Was der Fall Dejagah uns lehrt

Ein, sagen wir, Chinese wird in Amerika eingebürgert und nimmt seinen neuen Pass entgegen. Nach allem, was wir über US-Einwanderer wissen, fühlen sie sich vom ersten Moment an als Amerikaner, sind stolz darauf und empfinden sich als quasi nachträgliche Mitkämpfer von George Washington und Abraham Lincoln. Mit anderen Worten: Sie identifizieren sich mit ihrem Land und empfinden dessen Geschichte als ihre eigene.

Für einen frischgebackenen Deutschen ist diese Art Identifikation sicher nicht unproblematisch – so wenig wie für die gebürtigen Deutschen. Identifikation – das heißt für einen Deutschen ja nicht nur: Wir haben Goethe und Thomas Mann hervorgebracht, wir sind das Volk von Leibniz und Schopenhauer, wir haben das Wirtschaftswunder geschafft und sind dreimal Fußballweltmeister geworden. Es heißt eben leider auch: Wir haben sechs Millionen Juden gekillt.

Ich verstehe Jeden, der damit nichts zu tun haben möchte. Wenn sich aber jemand „Deutscher“ nennt und daraus Ansprüche ableitet, dann kann ich ihm nicht das Recht zugestehen, so zu tun, als ginge ihn die deutsche Geschichte nichts an. Auch nicht, wenn er aus Teheran stammt.

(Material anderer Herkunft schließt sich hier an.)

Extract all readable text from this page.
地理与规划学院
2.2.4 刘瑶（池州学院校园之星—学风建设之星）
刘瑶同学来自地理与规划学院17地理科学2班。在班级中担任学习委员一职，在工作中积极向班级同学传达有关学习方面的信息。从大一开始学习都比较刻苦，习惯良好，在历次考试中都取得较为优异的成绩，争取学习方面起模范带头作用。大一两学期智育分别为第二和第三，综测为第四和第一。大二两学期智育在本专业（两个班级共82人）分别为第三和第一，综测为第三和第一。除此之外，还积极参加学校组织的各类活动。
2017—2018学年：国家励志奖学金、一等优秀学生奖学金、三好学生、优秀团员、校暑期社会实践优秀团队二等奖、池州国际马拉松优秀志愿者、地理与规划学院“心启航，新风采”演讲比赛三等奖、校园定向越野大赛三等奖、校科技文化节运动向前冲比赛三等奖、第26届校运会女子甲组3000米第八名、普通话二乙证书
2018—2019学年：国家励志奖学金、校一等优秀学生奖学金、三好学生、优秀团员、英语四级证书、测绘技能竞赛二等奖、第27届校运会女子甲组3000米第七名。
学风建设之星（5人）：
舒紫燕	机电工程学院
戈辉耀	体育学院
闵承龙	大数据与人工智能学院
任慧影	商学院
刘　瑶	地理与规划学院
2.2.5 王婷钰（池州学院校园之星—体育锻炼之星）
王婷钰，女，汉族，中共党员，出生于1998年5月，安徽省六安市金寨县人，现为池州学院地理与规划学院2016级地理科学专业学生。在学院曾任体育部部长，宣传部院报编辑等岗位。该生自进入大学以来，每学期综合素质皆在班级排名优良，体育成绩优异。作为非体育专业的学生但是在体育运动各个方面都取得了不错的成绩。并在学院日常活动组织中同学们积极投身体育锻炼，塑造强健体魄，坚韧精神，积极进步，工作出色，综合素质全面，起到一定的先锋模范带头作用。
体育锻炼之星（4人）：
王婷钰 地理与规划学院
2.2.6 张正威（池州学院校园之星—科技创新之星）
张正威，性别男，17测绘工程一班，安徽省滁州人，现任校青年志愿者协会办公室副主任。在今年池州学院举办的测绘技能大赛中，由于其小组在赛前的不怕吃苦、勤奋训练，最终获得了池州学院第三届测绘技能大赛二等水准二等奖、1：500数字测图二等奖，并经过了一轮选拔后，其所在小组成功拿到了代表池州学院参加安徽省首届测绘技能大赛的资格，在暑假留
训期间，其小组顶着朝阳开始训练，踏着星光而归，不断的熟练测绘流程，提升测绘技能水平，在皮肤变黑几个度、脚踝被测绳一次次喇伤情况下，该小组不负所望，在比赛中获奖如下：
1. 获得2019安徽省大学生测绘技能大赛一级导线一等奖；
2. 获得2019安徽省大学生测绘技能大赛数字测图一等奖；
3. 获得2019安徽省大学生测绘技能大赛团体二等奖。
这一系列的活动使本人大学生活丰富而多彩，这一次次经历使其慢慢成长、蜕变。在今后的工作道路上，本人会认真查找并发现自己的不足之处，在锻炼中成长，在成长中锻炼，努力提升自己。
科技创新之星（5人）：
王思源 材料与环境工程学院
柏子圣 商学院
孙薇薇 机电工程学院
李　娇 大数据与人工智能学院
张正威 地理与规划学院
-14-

Der deutsche U-21-Fußballnationalspieler Ashkan Dejagah, der neben seinem deutschen auch einen iranischen Pass hat, hat es bekanntlich abgelehnt, zu einem Länderspiel in Tel Aviv anzutreten, und er hat durchblicken lassen, dass für diese Entscheidung politische Gründe maßgeblich waren.

Mir geht es nicht darum, diesen jungen Kerl an den Pranger zu stellen, mit geht es um das Exemplarische dieses Falls – es gibt viele Dejagahs, denen man einen deutschen Pass in die Tasche gesteckt hat, ohne zu fragen, ob sie das Selbstverständnis der Nation teilen oder auch nur begriffen haben, ob sie Deutschland wirklich als ihr Land empfinden, und ob sie bereit sind, für die Werte einzutreten, für die Deutschland steht.

Man hat ganz juristisch-technokratisch die Einbürgerung zu einem Anspruch jedes Menschen gemacht, der bestimmte objektive Voraussetzungen erfüllt, ja man wirbt sogar für die Einbürgerung. Müssen wir uns da wundern, dass viele der so Eingebürgerten sich auf den Standpunkt stellen, nicht sie schuldeten unserem Land und seinen Werten Loyalität, sondern wir, die Mehrheitsgesellschaft, schuldeten ihnen Toleranz, und sei es für ihren Antisemitismus und sonstige Fanatismen? Müssen wir uns wundern, dass die einen sich zu Terroristen ausbilden lassen und die anderen ihren privaten Judenboykott ausrufen? Dass ihre Loyalität nicht Deutschland gilt, sondern ihrem Heimatland, ihre Solidarität nicht der bedrängten israelischen Demokratie, sondern der iranischen Theokratie, und dass sie nichts dabei finden, noch einmal sechs Millionen Juden in Rauch aufgehen zu lassen?